The Future of An Illusion Symbols, Allegory and Motifs

The Future of An Illusion Symbols, Allegory and Motifs

St. Boniface Chopping Down Pagan Tree

Freud uses the legend of St. Boniface cutting down an oak deemed sacred by Saxons as a symbol to further his argument that enacting a fundamental revision in the “relationship between civilization and religion” should not be considered an impossible task. The pagans expected a catastrophe to result from this act and when nothing occurred, wholesale conversion to Christianity took place.

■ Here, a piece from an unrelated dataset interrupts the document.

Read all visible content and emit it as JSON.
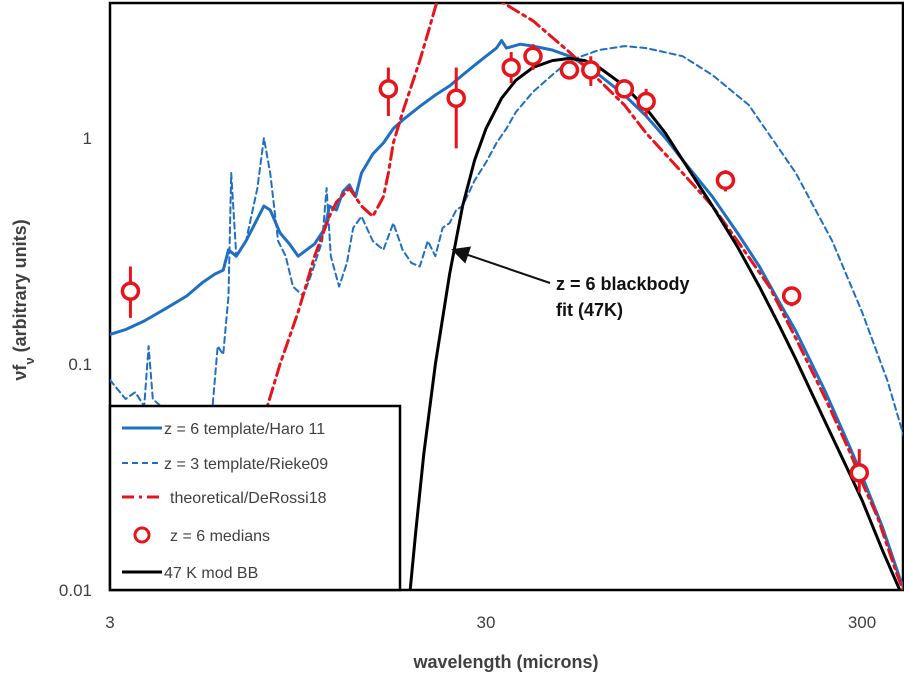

French and Russian Revolutions

These two revolutionary orders are offered up by Freud’s critic in the dialogue structure as examples of the historical failure to replace religion with reason. He forwards them as evidence to argument that religious belief is a necessary component for human civilization because attempts to replace faith with rational explanation have proven fruitless.

The Stork Brings Babies

Freud uses the time-honored tradition of avoiding the difficulty of telling children the truth about where babies come from as a symbol for the effects of religious faith. The truth is intentionally obscured, but inevitably revealed and the revelation serves the broader process of engendering distrust of parental (church) authority.

The Acropolis

The Acropolis is situated as symbol of beliefs that people acquire for themselves as facts rather than beliefs that are acquired through the teaching of facts merely assumed to be certainties. Freud describes the personal experience of having acquired a belief in the factual certainty of the existence of Acropolis and how that acquired belief was nevertheless overwhelmed by acquisition of the factual certainty attained himself with his first view of it. The symbolic implies that even learned certainties of actual facts are subsumed by the greater glory of personal acquisition. The underlying message being that it is better to work hard at determining whether acquired beliefs are based on false information than merely to rely upon that false certainty.

The Primal Father

The symbol of the primal father is first outlined in Freud’s previous volume Totem and Taboo, published in 1912. The primal father is a mythic patriarch of a primeval tribe who is eventually killed by his sons only later to be venerated as a god. Freud returns to his mythic concept here to suggest that symbolically, “the primal father was the original image of God.”